Something happened earlier this week (or maybe it was last week, I forget), and I was quite perplexed for a good 30 seconds, so I thought I'd try and make this problem a bit more well-known. Consider the following schema:
CREATE TABLE blacklist ( person text ); INSERT INTO blacklist VALUES ('badguy'); CREATE TABLE orders ( orderid serial PRIMARY KEY, person text, amount numeric ); CREATE FUNCTION is_blacklisted(_person text) RETURNS boolean STABLE AS $$ BEGIN RETURN EXISTS (SELECT 1 FROM blacklist WHERE person = _person); END $$ LANGUAGE plpgsql; CREATE FUNCTION new_order(_person text, _amount numeric) RETURNS bigint AS $$ DECLARE _orderid bigint; BEGIN IF is_blacklisted(_person) THEN RAISE EXCEPTION 'person has been blacklisted'; END IF; INSERT INTO orders (person, amount) VALUES (_person, _amount) RETURNING orderid INTO _orderid; RETURN _orderid; END $$ LANGUAGE plpgsql;
Now everything is running smoothly:
=# select new_order('goodguy', 100.0); new_order ----------- 1 (1 row) =# select new_order('badguy', 100.0); ERROR: person has been blacklisted
But something's wrong with the blacklist table: it doesn't tell you who blacklisted the person or why. You also happen to know that you added all of the existing people on the blacklist, so you want to have them reflect that. You run the following ALTER TABLEs:
ALTER TABLE blacklist ADD COLUMN reason text, -- use DEFAULT to assign values to existing rows ADD COLUMN blacklisted_by text NOT NULL DEFAULT 'you'; -- and then drop it ALTER TABLE blacklist ALTER COLUMN blacklisted_by DROP DEFAULT;
And everything seems to be working nicely. However, a few days later you realize that "badguy" stole all your money by getting through a couple of fake orders. How did that happen?
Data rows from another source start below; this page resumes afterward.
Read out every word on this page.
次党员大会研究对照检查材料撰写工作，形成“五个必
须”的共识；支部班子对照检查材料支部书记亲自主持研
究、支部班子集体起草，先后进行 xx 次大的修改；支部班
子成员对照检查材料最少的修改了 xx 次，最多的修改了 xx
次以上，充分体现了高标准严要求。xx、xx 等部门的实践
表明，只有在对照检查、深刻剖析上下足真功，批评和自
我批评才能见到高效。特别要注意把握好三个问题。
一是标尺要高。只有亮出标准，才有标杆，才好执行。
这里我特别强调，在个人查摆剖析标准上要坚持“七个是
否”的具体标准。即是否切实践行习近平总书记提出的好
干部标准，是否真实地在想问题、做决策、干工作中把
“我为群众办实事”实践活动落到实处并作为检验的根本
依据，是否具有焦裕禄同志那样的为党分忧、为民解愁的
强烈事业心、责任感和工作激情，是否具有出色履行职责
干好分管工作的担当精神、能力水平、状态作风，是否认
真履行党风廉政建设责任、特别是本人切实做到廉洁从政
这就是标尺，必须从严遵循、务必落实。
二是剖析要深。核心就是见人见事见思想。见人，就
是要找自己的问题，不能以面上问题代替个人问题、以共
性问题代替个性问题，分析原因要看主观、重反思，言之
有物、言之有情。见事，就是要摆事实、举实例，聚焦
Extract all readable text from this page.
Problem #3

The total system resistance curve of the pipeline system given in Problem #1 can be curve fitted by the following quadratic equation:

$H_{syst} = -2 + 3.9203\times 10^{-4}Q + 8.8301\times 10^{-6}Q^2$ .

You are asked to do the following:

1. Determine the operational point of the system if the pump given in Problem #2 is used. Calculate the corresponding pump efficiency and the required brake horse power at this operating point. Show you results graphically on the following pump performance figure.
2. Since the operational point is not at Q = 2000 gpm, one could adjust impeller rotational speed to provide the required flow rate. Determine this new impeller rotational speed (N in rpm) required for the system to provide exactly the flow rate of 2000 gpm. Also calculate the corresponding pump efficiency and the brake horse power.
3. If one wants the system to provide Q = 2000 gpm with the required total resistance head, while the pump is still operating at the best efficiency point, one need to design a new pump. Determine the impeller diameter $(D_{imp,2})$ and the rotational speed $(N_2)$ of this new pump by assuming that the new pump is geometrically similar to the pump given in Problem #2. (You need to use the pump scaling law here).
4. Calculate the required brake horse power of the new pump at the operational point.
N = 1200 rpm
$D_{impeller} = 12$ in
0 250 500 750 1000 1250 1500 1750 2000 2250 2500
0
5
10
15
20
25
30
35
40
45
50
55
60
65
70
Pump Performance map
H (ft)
The answer is a bit complicated, but the gist of it is that if a STABLE function accesses the table for the first time in a transaction while a table-rewriting operation (such as the ALTER TABLE we used) is going on concurrently, it will see an empty table, instead of either the old or the new version of the data. is_blacklisted() returned FALSE because of this, and "badguy" happened to be able to create an order. This caveat applies to ALL SERIALIZATION MODES; not even READ COMMITTED users are safe. However, SQL language functions don't seem to have this problem in more recent versions of postgres.
This really questions the safety of table-rewriting operations in an application heavy on PL/PgSQL (or some other procedural languages). I know we're banning them internally.